Did Paul think Adam actually existed? Opening Thoughts.

by | Oct 31, 2012 | Biblical History, Science | 0 comments

I read these quotes in an article on another blog the other day:

“Now the key question, and it won’t go away, is whether Paul is seeing Adam as a representative figure—in some way, here is a figurehead of humanity as a whole—or whether Paul is seeing him as a specific historical figure who in some way gave rise to the human race as we now know it….

“What was Paul’s view exactly about how the world was created? What was his scientific point of view? Now, Paul was somebody who lived in the first century, and Paul did not understand modern science. When he thought about creation, he wasn’t thinking in terms of modern science. It wasn’t the question he was asking. I suspect that Paul would have shared many of the views of his day. He may well have believed in a flat earth. But, his theology does not depend on his science. His theology of Adam has mainly, I think, to do with his understanding of humanity and how it was created, rather than in any way being a scientific statement. I do think we mustn’t underestimate the sophistication of people like Paul. He was highly trained. He will have known and did know aspects of Greek philosophy where they discussed questions of creation and so on. He will have understood the Old Testament with a very sharp eye, and I think he will have understood that the stories of creation are not scientific descriptions, but are theological affirmations about God’s truth and about how God created the world.”

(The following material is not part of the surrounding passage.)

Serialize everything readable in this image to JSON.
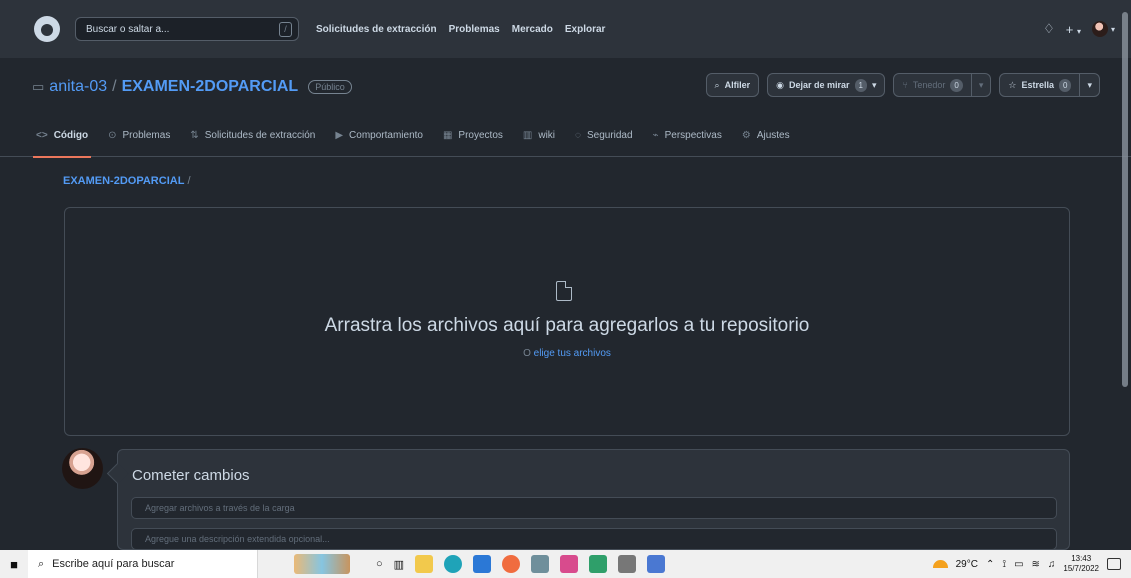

Now, you may not be aware of it, but there’s some ongoing discussion of this topic. (Just this month there was a rather lengthy piece on NPR over this very issue.) Regardless of what a Christian believes about the relationship between Science and the Bible, it seems to me this is a key issue. Do we, or do we not, see the New Testament as teaching that Adam was a historical person, and that the events of Genesis 3 actually happened?

And there are really two angles on the discussion. First there is the perspective that begins with modern scientific research, and tries to investigate what, if any, relationship there might be between a typical account of human origins based on the current thinking in biology, and the account of human origins given in the opening chapters of Genesis. The quotes above, however, come from the second angle, which is to examine the Biblical texts to see if they actually teach what many believe they do–namely, that Adam and Eve truly existed, and were the actual, biological ancestors of the whole human race.

Starting tomorrow, I’d like to engage these quotes point by point, and offer some thoughts on the kind of thinking they represent.